HMS Topaze arrived in Plymouth, England, on 16 August 1869. The Admiralty offered the statue to Queen Victoria, who proposed that it should be given to the British Museum. It was mounted in a plinth and exhibited outside the museum’s front entrance, beneath the portico. During the Second World War, it was taken inside, where it mostly remained until 1966. In that year it was moved to the museum’s then Department of Ethnography, which had separate premises in Burlington Gardens. It returned to the British Museum site in 2000, when it was exhibited on a new, higher plinth in the Great Court, before moving to its present location in the Wellcome Trust Gallery (Room 24: Living and Dying). It has been suggested that the statue was originally erected at a slightly different angle, so that the top of the head would have been exactly horizontal.

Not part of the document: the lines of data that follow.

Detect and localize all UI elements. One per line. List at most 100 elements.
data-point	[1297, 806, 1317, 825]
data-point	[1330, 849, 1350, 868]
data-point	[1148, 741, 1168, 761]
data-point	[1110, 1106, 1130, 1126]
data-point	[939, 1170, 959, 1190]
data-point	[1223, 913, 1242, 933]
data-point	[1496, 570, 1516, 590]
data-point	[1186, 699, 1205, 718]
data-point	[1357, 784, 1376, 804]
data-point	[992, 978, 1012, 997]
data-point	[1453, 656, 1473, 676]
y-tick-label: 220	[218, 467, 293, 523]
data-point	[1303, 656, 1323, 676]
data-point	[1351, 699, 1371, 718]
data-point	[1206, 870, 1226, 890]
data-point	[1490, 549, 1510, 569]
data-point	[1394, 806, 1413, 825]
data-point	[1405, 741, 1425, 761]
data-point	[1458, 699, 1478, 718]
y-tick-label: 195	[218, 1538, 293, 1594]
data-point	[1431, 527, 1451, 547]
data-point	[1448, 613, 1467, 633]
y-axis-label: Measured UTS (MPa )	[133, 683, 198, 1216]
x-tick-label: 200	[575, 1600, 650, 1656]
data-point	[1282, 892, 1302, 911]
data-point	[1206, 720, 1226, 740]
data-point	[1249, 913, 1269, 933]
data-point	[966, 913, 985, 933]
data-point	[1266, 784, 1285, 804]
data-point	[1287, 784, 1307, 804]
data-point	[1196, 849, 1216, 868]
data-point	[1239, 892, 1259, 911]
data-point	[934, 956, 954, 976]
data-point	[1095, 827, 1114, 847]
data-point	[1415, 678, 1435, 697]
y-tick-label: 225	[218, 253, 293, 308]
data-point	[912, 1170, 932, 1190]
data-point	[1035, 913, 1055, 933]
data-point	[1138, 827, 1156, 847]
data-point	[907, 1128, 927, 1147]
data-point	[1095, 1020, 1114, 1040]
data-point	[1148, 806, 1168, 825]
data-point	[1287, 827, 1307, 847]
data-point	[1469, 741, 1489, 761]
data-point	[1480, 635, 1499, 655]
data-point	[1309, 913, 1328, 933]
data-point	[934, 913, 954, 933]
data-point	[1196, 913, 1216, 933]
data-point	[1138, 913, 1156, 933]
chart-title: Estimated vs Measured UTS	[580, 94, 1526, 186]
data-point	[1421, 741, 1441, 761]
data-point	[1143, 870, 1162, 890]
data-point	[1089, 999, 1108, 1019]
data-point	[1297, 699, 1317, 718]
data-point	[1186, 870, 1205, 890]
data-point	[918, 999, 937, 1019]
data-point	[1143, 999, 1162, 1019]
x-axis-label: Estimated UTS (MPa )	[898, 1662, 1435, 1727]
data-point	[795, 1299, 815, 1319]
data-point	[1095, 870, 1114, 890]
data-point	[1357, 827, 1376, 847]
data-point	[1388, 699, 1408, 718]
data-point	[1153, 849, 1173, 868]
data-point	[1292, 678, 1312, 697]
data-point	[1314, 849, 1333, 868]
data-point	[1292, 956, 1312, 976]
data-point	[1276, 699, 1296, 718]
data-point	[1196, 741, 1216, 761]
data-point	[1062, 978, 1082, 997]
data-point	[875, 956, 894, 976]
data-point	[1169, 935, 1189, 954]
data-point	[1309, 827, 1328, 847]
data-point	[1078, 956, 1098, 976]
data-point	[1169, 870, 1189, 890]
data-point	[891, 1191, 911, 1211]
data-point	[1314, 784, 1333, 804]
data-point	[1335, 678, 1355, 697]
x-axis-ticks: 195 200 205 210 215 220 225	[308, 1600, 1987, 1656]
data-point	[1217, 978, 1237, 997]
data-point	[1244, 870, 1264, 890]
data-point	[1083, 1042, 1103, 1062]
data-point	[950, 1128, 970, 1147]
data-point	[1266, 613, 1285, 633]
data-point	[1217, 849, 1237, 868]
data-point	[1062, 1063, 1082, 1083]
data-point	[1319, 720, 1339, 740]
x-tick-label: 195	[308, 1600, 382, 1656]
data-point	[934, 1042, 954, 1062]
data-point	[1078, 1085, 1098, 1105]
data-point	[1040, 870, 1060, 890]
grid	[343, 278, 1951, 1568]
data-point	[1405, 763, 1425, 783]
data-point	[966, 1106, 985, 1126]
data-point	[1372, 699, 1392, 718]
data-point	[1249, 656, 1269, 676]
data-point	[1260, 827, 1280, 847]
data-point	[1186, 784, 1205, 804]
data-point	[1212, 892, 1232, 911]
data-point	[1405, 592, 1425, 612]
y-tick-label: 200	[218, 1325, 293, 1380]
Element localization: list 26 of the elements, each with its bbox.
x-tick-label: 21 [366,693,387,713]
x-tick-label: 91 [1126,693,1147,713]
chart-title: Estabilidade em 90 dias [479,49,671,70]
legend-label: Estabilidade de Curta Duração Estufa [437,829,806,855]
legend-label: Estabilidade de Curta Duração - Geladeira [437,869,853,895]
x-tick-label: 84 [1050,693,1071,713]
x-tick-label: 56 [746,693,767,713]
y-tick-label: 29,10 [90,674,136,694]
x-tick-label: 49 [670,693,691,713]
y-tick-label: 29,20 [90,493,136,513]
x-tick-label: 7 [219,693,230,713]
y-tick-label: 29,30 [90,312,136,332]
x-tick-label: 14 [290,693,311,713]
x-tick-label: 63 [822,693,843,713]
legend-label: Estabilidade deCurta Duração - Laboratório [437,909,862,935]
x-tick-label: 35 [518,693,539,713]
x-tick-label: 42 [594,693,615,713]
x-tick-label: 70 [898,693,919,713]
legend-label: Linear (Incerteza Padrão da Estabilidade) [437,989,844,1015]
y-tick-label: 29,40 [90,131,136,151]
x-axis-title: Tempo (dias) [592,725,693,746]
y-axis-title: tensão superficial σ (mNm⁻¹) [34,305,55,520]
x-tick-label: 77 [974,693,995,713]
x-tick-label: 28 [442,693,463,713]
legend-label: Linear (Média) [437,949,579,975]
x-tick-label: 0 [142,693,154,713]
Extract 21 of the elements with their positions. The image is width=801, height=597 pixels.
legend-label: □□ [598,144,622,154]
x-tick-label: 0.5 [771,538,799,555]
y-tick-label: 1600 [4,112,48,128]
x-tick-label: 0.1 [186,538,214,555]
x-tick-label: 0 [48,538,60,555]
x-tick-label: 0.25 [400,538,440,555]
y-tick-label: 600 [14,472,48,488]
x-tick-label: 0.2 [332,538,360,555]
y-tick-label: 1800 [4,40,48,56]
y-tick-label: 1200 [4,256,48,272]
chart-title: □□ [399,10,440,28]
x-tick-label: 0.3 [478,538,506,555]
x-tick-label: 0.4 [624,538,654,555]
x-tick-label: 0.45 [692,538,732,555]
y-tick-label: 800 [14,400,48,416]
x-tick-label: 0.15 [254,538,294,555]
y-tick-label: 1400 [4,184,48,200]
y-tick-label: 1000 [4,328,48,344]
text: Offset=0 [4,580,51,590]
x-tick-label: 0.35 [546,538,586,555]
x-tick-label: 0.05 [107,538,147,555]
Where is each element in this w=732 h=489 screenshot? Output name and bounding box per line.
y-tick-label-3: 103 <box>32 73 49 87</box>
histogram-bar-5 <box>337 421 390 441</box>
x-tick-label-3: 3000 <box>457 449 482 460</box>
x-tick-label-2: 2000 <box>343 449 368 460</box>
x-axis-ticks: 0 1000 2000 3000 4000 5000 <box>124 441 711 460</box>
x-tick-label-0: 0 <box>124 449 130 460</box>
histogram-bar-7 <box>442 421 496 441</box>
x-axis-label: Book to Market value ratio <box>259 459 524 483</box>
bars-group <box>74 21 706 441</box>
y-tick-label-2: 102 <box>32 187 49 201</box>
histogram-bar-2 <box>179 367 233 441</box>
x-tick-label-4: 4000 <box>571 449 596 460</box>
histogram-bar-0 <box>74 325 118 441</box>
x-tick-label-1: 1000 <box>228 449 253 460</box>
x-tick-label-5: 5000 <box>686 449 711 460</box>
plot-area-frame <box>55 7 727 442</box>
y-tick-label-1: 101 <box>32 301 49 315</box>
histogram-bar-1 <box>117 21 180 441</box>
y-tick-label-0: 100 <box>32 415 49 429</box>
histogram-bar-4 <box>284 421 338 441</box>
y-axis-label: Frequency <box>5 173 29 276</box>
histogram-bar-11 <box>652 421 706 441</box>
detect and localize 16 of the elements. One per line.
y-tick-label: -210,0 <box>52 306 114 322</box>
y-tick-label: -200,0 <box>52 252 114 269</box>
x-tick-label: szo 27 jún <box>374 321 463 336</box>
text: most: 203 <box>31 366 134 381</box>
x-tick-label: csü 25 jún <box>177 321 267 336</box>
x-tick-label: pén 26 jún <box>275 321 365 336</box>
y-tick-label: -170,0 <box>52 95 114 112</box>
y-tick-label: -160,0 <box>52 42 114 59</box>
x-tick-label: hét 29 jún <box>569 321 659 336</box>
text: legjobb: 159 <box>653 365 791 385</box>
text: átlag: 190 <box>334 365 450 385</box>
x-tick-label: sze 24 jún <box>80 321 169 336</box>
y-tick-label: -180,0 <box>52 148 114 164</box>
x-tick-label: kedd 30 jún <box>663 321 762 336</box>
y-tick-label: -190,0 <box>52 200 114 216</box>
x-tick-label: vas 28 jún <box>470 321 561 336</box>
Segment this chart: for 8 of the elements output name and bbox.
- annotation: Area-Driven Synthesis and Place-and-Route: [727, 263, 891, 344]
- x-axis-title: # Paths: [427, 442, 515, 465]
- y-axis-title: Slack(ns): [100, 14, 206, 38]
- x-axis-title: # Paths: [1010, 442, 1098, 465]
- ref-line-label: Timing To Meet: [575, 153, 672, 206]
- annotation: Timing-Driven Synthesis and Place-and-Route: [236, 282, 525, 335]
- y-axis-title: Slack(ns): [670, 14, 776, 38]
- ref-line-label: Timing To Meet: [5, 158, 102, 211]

Hoa Hakananai'a has inspired artists, among them Henri Gaudier-Brzeska and Henry Moore, who was filmed talking about the statue in 1958. Moore commented on its “tremendous presence”, and that its makers “knew instinctively that a sculpture designed for the open air had to be big”.Ron Mueck exhibited his Mask II in front of Hoa Hakananai'a in 2008/09.

Robert Frost wrote a poem about it called "The Bad Island – Easter". The English artist Ronald Lampitt used it as a model for an illustration of Easter Island for Look and Learn magazine. In 2003 it featured on a Royal Mail postage stamp.

It was selected by British Museum director Neil MacGregor as one of the 100 objects with which he told the history of the world.

In 2010 it was the target of a protest against BP’s handling of an oil spill in the Gulf of Mexico.